O SporTV, na sua bela sacada Túnel do Tempo, preparada para ir ao ar durante a entre-safra da Fórmula-1, está colocando para nosso deleite esta semana as corridas que deram os primeiros títulos para Lewis Hamilton – em 2008, em Interlagos – e para Sebastian Vettel – em 2010, em Abu Dhabi. A do Hamilton já está no ar e a do Vettel estreia neste domingo. Obviamente, é imperdível!
Tudo envolvendo esses dois pilotos é superlativo e interessante, como o fato de Hamilton ter corrido em toda a sua carreira somente com uma marca de motor, o Mercedes, fornecedora do propulsor da McLaren de 1997 a 2014. Mas o mais impressionante é que, nestes 11 campeonatos disputados desde o primeiro título do Hamilton, em 2008, até o seu quinto, agora em 2018, todos os títulos deveriam ter ficado na mão de um ou de outro (na verdade, apenas dois não foram de fato).
Então, vamos lá:
Em 2009, a F-1 teve uma mudança de regulamento na configuração estética dos carros.

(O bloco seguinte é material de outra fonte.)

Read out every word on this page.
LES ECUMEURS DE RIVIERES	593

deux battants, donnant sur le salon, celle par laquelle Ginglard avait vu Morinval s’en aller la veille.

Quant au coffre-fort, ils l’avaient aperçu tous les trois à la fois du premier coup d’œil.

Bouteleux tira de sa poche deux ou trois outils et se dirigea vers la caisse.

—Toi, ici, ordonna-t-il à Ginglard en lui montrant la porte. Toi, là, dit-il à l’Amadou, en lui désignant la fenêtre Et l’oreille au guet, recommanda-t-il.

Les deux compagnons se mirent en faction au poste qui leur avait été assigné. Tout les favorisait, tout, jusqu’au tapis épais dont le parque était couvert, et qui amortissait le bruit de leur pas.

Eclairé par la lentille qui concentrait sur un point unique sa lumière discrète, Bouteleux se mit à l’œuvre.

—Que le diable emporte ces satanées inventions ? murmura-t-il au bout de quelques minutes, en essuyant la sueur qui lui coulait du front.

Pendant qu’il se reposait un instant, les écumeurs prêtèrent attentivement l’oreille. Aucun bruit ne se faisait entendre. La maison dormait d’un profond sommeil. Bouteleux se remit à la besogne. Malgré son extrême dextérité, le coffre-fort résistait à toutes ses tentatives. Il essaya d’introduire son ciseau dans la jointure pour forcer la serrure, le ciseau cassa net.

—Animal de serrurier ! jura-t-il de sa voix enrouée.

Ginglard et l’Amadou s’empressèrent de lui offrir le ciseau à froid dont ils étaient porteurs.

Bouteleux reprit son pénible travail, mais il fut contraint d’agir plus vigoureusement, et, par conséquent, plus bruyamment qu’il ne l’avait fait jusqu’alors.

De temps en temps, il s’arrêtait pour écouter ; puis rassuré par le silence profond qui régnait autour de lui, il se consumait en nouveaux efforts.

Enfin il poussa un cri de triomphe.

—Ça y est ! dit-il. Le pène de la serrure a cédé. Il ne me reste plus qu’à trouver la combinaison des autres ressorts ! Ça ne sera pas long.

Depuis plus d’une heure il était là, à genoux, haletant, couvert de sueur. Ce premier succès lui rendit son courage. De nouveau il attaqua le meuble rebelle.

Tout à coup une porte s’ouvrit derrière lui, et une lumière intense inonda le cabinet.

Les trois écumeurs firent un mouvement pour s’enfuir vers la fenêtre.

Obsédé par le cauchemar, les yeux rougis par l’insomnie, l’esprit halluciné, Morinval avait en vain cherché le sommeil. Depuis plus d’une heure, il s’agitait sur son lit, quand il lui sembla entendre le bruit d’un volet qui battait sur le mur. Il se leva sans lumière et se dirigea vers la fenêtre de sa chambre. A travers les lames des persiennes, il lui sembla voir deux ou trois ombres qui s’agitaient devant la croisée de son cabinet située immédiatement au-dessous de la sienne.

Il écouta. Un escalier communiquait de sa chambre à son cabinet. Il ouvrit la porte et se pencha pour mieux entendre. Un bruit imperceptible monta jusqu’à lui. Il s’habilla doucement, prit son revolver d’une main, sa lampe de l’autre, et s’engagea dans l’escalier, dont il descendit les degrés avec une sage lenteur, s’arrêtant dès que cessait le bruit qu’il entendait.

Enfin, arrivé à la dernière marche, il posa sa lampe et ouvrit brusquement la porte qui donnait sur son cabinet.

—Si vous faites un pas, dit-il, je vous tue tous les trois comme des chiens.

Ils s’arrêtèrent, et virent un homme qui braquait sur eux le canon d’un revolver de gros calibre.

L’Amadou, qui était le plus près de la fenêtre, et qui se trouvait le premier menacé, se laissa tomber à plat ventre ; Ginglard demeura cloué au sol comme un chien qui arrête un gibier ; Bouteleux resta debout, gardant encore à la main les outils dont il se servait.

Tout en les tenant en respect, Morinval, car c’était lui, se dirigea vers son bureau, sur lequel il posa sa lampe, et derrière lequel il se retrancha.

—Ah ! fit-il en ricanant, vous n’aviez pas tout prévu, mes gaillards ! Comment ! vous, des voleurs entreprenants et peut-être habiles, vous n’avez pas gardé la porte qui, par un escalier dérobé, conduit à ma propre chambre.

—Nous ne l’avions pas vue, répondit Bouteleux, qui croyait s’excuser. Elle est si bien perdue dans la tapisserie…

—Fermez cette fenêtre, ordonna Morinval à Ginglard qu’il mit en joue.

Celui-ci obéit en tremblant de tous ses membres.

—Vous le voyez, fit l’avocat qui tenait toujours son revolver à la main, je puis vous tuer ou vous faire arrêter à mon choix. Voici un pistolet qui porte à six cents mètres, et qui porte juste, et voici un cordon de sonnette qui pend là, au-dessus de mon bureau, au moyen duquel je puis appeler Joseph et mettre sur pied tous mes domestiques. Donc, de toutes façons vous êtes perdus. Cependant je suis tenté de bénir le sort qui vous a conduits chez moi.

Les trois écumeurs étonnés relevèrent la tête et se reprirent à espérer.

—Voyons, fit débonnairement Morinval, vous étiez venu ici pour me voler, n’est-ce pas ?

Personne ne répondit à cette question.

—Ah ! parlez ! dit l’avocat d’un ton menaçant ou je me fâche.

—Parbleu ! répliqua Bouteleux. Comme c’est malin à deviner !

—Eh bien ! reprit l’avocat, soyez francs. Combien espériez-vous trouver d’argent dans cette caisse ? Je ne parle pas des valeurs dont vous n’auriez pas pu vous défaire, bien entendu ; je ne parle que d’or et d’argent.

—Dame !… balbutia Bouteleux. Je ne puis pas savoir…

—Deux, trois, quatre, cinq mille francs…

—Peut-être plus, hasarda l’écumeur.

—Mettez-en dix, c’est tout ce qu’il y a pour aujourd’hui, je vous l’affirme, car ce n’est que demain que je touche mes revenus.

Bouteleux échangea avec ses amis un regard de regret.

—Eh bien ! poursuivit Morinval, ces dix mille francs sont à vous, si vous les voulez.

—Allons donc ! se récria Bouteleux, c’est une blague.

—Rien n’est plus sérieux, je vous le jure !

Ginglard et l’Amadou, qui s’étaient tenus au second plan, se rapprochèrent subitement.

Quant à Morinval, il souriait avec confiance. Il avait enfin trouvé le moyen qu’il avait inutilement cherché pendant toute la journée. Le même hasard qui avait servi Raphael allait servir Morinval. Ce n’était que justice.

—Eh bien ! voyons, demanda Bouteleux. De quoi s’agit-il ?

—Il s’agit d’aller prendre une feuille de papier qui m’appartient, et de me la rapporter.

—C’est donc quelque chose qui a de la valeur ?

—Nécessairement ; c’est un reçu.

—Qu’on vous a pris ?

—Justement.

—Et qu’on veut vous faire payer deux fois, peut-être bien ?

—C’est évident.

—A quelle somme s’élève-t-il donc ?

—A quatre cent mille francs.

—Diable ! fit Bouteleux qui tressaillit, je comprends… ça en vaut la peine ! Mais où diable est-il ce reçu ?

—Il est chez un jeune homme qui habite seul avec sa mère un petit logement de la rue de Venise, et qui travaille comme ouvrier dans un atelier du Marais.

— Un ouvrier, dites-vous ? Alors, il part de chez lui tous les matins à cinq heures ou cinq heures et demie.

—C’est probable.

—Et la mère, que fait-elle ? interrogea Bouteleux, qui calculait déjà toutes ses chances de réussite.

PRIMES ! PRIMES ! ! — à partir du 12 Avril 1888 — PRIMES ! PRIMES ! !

Um tal de Ross Brawn decidiu então formar sua própria equipe, a Brawn, com Jenson Button e Rubens Barrichello. Engenheiro experiente, Brawn viu uma brecha no regulamento e inventou o chamado difusor soprado, que na prática era uma peça aerodinâmica na extremidade traseira do carro. Quando as demais equipes se aperceberam da ilegalidade, a Brawn já tinha vencido corridas suficientes para encaminhar o título do piloto inglês. Na realidade, o melhor carro daquela temporada era o da Red Bull. Portanto, aquele deveria ter sido o primeiro de Vettel.

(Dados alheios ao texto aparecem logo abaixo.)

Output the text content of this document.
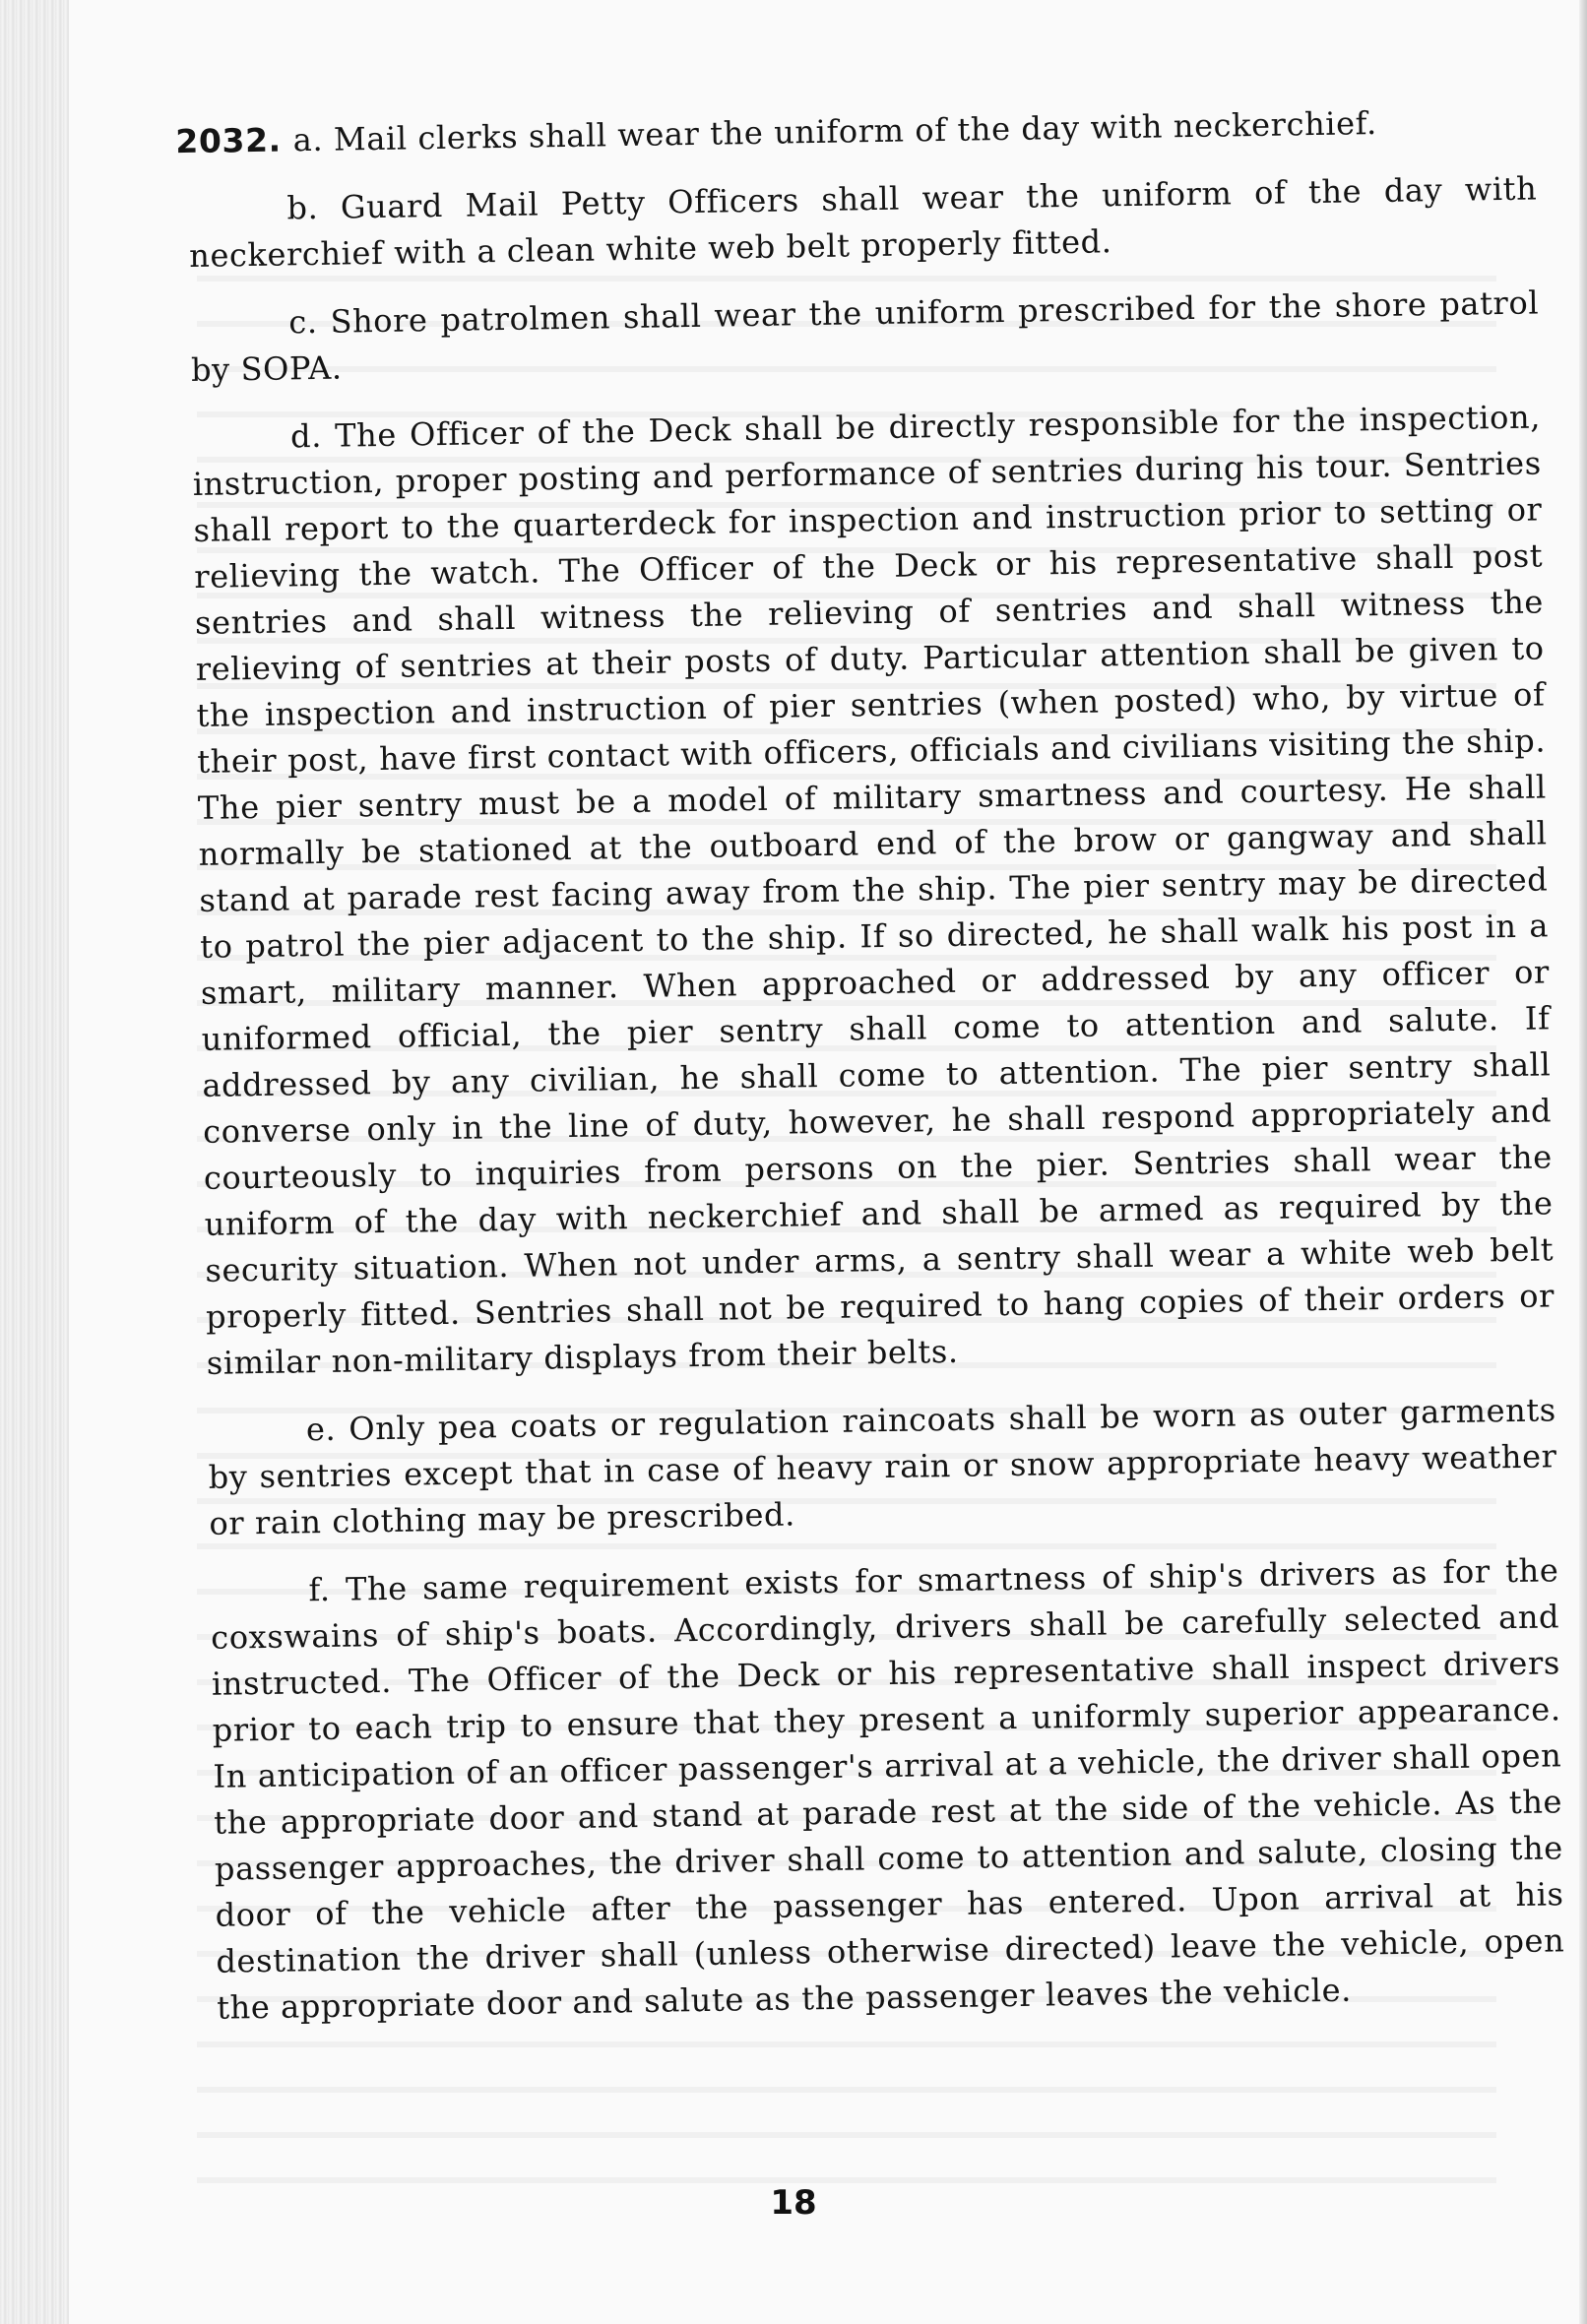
2032. a. Mail clerks shall wear the uniform of the day with neckerchief.

b. Guard Mail Petty Officers shall wear the uniform of the day with neckerchief with a clean white web belt properly fitted.

c. Shore patrolmen shall wear the uniform prescribed for the shore patrol by SOPA.

d. The Officer of the Deck shall be directly responsible for the inspection, instruction, proper posting and performance of sentries during his tour. Sentries shall report to the quarterdeck for inspection and instruction prior to setting or relieving the watch. The Officer of the Deck or his representative shall post sentries and shall witness the relieving of sentries and shall witness the relieving of sentries at their posts of duty. Particular attention shall be given to the inspection and instruction of pier sentries (when posted) who, by virtue of their post, have first contact with officers, officials and civilians visiting the ship. The pier sentry must be a model of military smartness and courtesy. He shall normally be stationed at the outboard end of the brow or gangway and shall stand at parade rest facing away from the ship. The pier sentry may be directed to patrol the pier adjacent to the ship. If so directed, he shall walk his post in a smart, military manner. When approached or addressed by any officer or uniformed official, the pier sentry shall come to attention and salute. If addressed by any civilian, he shall come to attention. The pier sentry shall converse only in the line of duty, however, he shall respond appropriately and courteously to inquiries from persons on the pier. Sentries shall wear the uniform of the day with neckerchief and shall be armed as required by the security situation. When not under arms, a sentry shall wear a white web belt properly fitted. Sentries shall not be required to hang copies of their orders or similar non-military displays from their belts.

e. Only pea coats or regulation raincoats shall be worn as outer garments by sentries except that in case of heavy rain or snow appropriate heavy weather or rain clothing may be prescribed.

f. The same requirement exists for smartness of ship's drivers as for the coxswains of ship's boats. Accordingly, drivers shall be carefully selected and instructed. The Officer of the Deck or his representative shall inspect drivers prior to each trip to ensure that they present a uniformly superior appearance. In anticipation of an officer passenger's arrival at a vehicle, the driver shall open the appropriate door and stand at parade rest at the side of the vehicle. As the passenger approaches, the driver shall come to attention and salute, closing the door of the vehicle after the passenger has entered. Upon arrival at his destination the driver shall (unless otherwise directed) leave the vehicle, open the appropriate door and salute as the passenger leaves the vehicle.

18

O jovem piloto alemão dominou a F-1 de 2010 a 2013, sempre com a Red Bull. Para 2014, a F-1 fez outra mudança radical no regulamento, desta vez nos motores, entrando os turbo-híbridos. Hamilton já estava na Mercedes, e a equipe alemã passou a dar as cartas, graças à grande experiência da AMG - responsável pela equipe da F-1 da Mercedes -, que dominava a tecnologia híbrida de motores. Buenas, para encurtar a história, Hamilton conquistou o campeonato em 2014, 2015, 2017 e 2018. Só não foi campeão em 2016, quando perdeu para o companheiro Nico Rosberg. No entanto, aquele campeonato também deveria ter sido de Hamilton. Eu disse na época, e direi sempre, que a Mercedes mexeu os pauzinhos para dar o título ao seu piloto alemão, no caso, o Rosberg, que anunciou sua aposentadoria em seguida.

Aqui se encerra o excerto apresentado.